Checking for micropenis and cryptorchidism in males.

 

Measuring testicular volume.

 

Checking for breast development and age at menarche in females.

 

Checking sense of smell.

 

Checking for hearing impairment.

 

Checking for missing teeth or presence of cleft lip and/or cleft palate.

 

Checking for pigmentation of skin and hair.

 

Checking for mirror movements of the hands or signs of neurodevelopmental delay.

 

Early morning hormonal testing: including FSH, LH, testosterone, estrogen and prolactin.

 

GnRH and/or hCG stimulation test to determine activity of hypothalamus and pituitary.

 

Sperm test

 

Karyotype to check for chromosomal abnormalities.

 

Medical imaging tests that help in the diagnosis of Kallman  syndrome:

 

Wrist x-ray to determine bone age.

 

Brain MRI to evaluate structural abnormalities in the hypothalamus, pituitary and olfactory bulbs.

 

Abnormalities in the hypothalamus or pituitary and to check for presence of olfactory bulbs.

 

Ultrasound of kidneys to rule out unilateral renal agenesis.

 

Bone density scan (DXA) to findosteoporosis or osteopenia.

 

The initial treatment is for the development of the secondary sexual characteristics normally seen at puberty.

 

Subsequently, continued hormone replacement therapy is required for both males and females to maintain sexual function, bone health, libido and general wellbeing.

 

Testosterone replacement therapy is required for the maintenance of normal muscle mass in males.

 

For male infants with suspected KS/CHH correcting  un-descended testes and micropenis if present with the use or surgery or gonadotropin or DHT treatment may be needed.

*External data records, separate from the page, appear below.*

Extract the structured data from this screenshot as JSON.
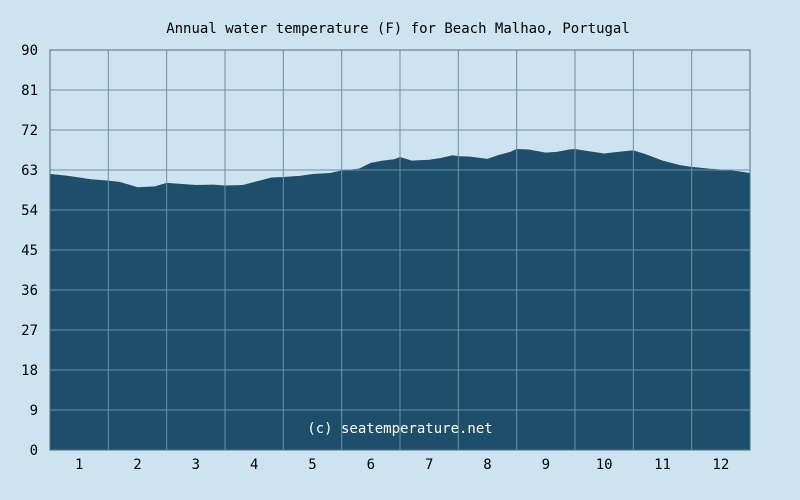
{
  "chart_data": {
    "type": "area",
    "title": "Annual water temperature (F) for Beach Malhao, Portugal",
    "credit": "(c) seatemperature.net",
    "xlabel": "",
    "ylabel": "",
    "ylim": [
      0,
      90
    ],
    "yticks": [
      0,
      9,
      18,
      27,
      36,
      45,
      54,
      63,
      72,
      81,
      90
    ],
    "xlim": [
      0.5,
      12.5
    ],
    "xticks": [
      1,
      2,
      3,
      4,
      5,
      6,
      7,
      8,
      9,
      10,
      11,
      12
    ],
    "grid": true,
    "colors": {
      "background": "#cde3ef",
      "fill": "#1e4f6a",
      "grid": "#6f8fa8"
    },
    "series": [
      {
        "x": [
          0.5,
          0.8,
          1.0,
          1.2,
          1.5,
          1.7,
          2.0,
          2.3,
          2.5,
          2.8,
          3.0,
          3.3,
          3.5,
          3.8,
          4.0,
          4.3,
          4.5,
          4.8,
          5.0,
          5.3,
          5.5,
          5.8,
          6.0,
          6.2,
          6.4,
          6.5,
          6.7,
          7.0,
          7.2,
          7.4,
          7.5,
          7.7,
          8.0,
          8.2,
          8.4,
          8.5,
          8.7,
          9.0,
          9.2,
          9.4,
          9.5,
          9.7,
          10.0,
          10.2,
          10.4,
          10.5,
          10.7,
          11.0,
          11.3,
          11.5,
          11.8,
          12.0,
          12.3,
          12.5
        ],
        "values": [
          62.0,
          61.6,
          61.2,
          60.8,
          60.5,
          60.2,
          59.0,
          59.2,
          60.0,
          59.7,
          59.5,
          59.6,
          59.4,
          59.5,
          60.2,
          61.2,
          61.3,
          61.6,
          62.0,
          62.2,
          62.8,
          63.2,
          64.5,
          65.0,
          65.3,
          65.8,
          65.0,
          65.2,
          65.6,
          66.2,
          66.0,
          65.9,
          65.4,
          66.3,
          67.0,
          67.6,
          67.5,
          66.8,
          67.0,
          67.5,
          67.6,
          67.2,
          66.6,
          66.9,
          67.2,
          67.3,
          66.5,
          65.0,
          64.0,
          63.6,
          63.2,
          63.0,
          62.6,
          62.2
        ]
      }
    ]
  }
}
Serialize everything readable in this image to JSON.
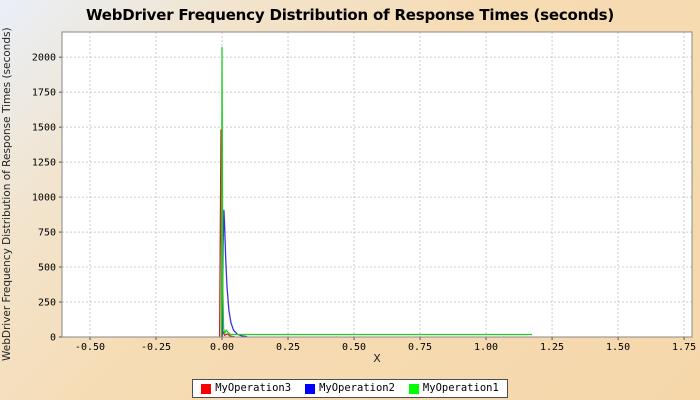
{
  "chart_data": {
    "type": "line",
    "title": "WebDriver Frequency Distribution of Response Times (seconds)",
    "xlabel": "X",
    "ylabel": "WebDriver Frequency Distribution of Response Times (seconds)",
    "xlim": [
      -0.606,
      1.78
    ],
    "ylim": [
      0,
      2180
    ],
    "grid": true,
    "grid_color": "#cccccc",
    "plot_background": "#ffffff",
    "plot_border_color": "#888888",
    "tick_color": "#555555",
    "x_ticks": [
      {
        "v": -0.5,
        "label": "-0.50"
      },
      {
        "v": -0.25,
        "label": "-0.25"
      },
      {
        "v": 0.0,
        "label": "0.00"
      },
      {
        "v": 0.25,
        "label": "0.25"
      },
      {
        "v": 0.5,
        "label": "0.50"
      },
      {
        "v": 0.75,
        "label": "0.75"
      },
      {
        "v": 1.0,
        "label": "1.00"
      },
      {
        "v": 1.25,
        "label": "1.25"
      },
      {
        "v": 1.5,
        "label": "1.50"
      },
      {
        "v": 1.75,
        "label": "1.75"
      }
    ],
    "y_ticks": [
      {
        "v": 0,
        "label": "0"
      },
      {
        "v": 250,
        "label": "250"
      },
      {
        "v": 500,
        "label": "500"
      },
      {
        "v": 750,
        "label": "750"
      },
      {
        "v": 1000,
        "label": "1000"
      },
      {
        "v": 1250,
        "label": "1250"
      },
      {
        "v": 1500,
        "label": "1500"
      },
      {
        "v": 1750,
        "label": "1750"
      },
      {
        "v": 2000,
        "label": "2000"
      }
    ],
    "legend": {
      "position": "bottom",
      "items": [
        {
          "label": "MyOperation3",
          "color": "#ff0000"
        },
        {
          "label": "MyOperation2",
          "color": "#0000ff"
        },
        {
          "label": "MyOperation1",
          "color": "#00ff00"
        }
      ]
    },
    "series": [
      {
        "name": "MyOperation3",
        "line_color": "#cc2222",
        "peak": {
          "x": 0.0,
          "y": 1480
        },
        "points": [
          [
            -0.009,
            0
          ],
          [
            -0.004,
            1480
          ],
          [
            0.0,
            50
          ],
          [
            0.01,
            12
          ],
          [
            0.02,
            22
          ],
          [
            0.032,
            6
          ],
          [
            0.048,
            1
          ]
        ]
      },
      {
        "name": "MyOperation2",
        "line_color": "#3333dd",
        "peak": {
          "x": 0.01,
          "y": 905
        },
        "points": [
          [
            0.001,
            0
          ],
          [
            0.004,
            650
          ],
          [
            0.007,
            905
          ],
          [
            0.01,
            800
          ],
          [
            0.014,
            560
          ],
          [
            0.019,
            360
          ],
          [
            0.026,
            190
          ],
          [
            0.034,
            100
          ],
          [
            0.044,
            48
          ],
          [
            0.058,
            20
          ],
          [
            0.075,
            8
          ],
          [
            0.095,
            2
          ]
        ]
      },
      {
        "name": "MyOperation1",
        "line_color": "#22cc22",
        "peak": {
          "x": 0.0,
          "y": 2070
        },
        "points": [
          [
            -0.002,
            0
          ],
          [
            0.0,
            2070
          ],
          [
            0.003,
            350
          ],
          [
            0.006,
            60
          ],
          [
            0.01,
            25
          ],
          [
            0.016,
            50
          ],
          [
            0.022,
            35
          ],
          [
            0.032,
            18
          ],
          [
            1.174,
            18
          ]
        ]
      }
    ]
  }
}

Females with KS do not require any treatment before adolescence.

No treatments exist for anosmia, mirror movement of the hands or the absence of one kidney.

 

Therapies: 

 

Sex hormone replacement +testosterone or estrogen & progesterone.

 

Gonadotropin therapy

 

GnRH pulsatile therapy.

 

Hormone replacement therapy will not normally induce fertility in either males or females.

 

Gonadotropin therapy can be used in order to achieve fertility for some people.

 

In males with KS/CHH, infertility is primarily due the lack of sperm production within the testes, and their production can be achieved through either the use of GnRH administered via a micro infusion pump or through the use of gonadotropin injections (hCG, FSH, hMG). 

 

In females with KS/CHH, infertility is primarily due to the lack of maturation of eggs located within the ovaries. 

 

Ovulation induction can be achieved  by pulsatile GnRH therapy or alternatively with gonadotropin injections (hCG, FSH, hMG) given at set intervals to trigger the maturation and release of the egg for natural conception.

 

Kallmann syndrome occurs about 4 times more often in males than females, but is only 2.5 times more common among males in familial cases.